I have data frame as like df
:
id features
100 [{'city': 'Rio'}, {'destination': '2'}]
110 [{'city': 'Sao Paulo'}]
135 [{'city': 'Recife'}, {'destination': '45'}]
145 [{'city': 'Munich'}, {'destination': '67'}]
167 [{'city': 'Berlin'}, {'latitude':'56'}, {'longitude':'30'}]
I have to extract column name and values from features
column to separate columns as like:
id city destination latitude longitude
100 'Rio' '2' NaN NaN
110 'Sao Paulo' NaN NaN NaN
135 'Recife' '45' NaN NaN
145 'Munich' '67' NaN NaN
167 'Berlin' NaN '56' '30'
I tried to do it with usage idea as like:
1st method to extract:
df = df.explode('features').reset_index(drop = True)
result = pd.concat([df.drop(columns='features'),
pd.json_normalize(df['features'])], axis=1)
result is only id
column.
2nd method:
df = df.explode('features').reset_index(drop = True)
df2 = df.set_index('id')
df2 = df2['features'].astype('str')
df2 = df2.apply(lambda x: ast.literal_eval(x))

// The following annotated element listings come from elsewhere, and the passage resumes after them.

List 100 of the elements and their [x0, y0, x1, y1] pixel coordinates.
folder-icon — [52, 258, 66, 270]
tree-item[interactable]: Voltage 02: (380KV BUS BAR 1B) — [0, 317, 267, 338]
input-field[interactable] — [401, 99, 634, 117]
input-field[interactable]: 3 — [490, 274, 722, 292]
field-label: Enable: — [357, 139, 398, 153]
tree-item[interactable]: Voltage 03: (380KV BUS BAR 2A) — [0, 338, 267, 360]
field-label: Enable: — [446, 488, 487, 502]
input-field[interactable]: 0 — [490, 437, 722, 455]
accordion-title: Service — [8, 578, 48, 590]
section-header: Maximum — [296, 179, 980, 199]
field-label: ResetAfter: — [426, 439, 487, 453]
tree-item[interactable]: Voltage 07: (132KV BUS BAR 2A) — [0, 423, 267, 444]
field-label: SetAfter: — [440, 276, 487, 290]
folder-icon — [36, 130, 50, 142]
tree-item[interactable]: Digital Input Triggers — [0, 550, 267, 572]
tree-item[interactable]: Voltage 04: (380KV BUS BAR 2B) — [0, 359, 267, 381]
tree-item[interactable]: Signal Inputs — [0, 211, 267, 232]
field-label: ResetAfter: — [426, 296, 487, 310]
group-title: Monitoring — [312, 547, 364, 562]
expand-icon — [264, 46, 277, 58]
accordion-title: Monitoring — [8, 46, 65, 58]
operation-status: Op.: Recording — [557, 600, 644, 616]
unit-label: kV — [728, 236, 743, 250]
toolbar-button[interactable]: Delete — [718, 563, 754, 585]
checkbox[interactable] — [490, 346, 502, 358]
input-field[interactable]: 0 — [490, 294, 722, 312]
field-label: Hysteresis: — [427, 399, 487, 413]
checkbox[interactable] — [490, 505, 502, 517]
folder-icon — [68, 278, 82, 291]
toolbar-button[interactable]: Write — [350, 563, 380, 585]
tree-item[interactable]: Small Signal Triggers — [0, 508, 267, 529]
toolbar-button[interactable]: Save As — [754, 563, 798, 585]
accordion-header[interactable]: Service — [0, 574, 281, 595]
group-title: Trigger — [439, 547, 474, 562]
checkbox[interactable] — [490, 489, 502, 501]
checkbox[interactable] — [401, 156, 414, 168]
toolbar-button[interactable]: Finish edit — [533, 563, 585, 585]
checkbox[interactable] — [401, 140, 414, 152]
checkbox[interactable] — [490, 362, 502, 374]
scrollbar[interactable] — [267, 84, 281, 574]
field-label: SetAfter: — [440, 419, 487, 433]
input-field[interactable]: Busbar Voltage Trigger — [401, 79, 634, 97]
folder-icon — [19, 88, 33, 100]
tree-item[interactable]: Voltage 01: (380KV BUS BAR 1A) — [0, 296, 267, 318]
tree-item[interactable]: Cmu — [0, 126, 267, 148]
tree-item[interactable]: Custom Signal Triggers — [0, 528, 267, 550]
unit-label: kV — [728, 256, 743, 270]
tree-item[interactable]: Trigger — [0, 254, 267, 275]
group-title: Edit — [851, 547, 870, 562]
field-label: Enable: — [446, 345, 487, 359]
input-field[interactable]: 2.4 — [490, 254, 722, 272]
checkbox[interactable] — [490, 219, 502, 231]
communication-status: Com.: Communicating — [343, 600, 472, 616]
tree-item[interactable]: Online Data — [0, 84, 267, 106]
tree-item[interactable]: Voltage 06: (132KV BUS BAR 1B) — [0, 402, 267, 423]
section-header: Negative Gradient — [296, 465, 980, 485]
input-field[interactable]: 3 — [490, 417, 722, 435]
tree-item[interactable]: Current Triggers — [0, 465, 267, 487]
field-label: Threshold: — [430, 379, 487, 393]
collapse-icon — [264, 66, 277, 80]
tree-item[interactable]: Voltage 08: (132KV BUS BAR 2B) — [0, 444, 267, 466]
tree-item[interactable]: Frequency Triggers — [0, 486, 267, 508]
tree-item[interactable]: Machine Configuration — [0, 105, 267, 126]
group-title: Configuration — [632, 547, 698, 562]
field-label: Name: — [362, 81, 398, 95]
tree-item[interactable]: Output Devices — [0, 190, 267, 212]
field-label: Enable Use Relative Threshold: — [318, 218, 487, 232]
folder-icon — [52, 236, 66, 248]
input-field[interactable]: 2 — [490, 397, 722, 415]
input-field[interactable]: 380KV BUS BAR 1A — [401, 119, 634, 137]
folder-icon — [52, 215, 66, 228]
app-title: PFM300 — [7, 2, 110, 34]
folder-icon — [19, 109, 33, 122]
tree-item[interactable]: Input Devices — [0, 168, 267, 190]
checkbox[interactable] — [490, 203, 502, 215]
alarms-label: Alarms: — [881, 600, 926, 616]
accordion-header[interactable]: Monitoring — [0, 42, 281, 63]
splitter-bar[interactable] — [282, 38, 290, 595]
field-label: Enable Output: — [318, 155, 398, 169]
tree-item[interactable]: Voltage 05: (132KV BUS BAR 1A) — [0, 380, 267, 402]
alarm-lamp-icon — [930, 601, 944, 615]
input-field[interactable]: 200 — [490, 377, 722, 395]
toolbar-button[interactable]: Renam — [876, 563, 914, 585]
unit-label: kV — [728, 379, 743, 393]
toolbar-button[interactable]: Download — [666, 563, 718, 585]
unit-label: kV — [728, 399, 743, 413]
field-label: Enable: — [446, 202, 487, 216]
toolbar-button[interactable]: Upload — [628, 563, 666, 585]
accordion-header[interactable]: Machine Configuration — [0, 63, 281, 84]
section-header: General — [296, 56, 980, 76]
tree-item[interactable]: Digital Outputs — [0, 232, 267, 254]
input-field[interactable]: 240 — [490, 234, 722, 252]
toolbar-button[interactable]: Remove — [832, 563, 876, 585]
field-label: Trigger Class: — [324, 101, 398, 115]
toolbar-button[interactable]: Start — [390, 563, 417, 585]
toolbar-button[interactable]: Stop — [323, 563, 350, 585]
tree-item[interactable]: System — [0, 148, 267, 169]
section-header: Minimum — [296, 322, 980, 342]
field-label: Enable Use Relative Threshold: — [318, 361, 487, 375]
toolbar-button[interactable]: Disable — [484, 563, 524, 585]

df2 = df2.apply(pd.Series)
result = df2.reset_index()
result
is very closed what I need:
id city destination latitude longitude
100 'Rio' NaN NaN NaN
100 NaN '2' NaN NaN
110 'Sao Paulo' NaN NaN NaN
135 'Recife' NaN NaN NaN
135 NaN '45' NaN NaN
145 'Munich' NaN NaN NaN
145 'Munich' '67' NaN NaN
167 'Berlin' NaN NaN NaN
167 NaN NaN '56' NaN
167 NaN NaN NaN '30'
How is possible to achieve an expected result in view of:
id city destination latitude longitude
100 'Rio' '2' NaN NaN
110 'Sao Paulo' NaN NaN NaN
135 'Recife' '45' NaN NaN
145 'Munich' '67' NaN NaN
167 'Berlin' NaN '56' '30'
Thanks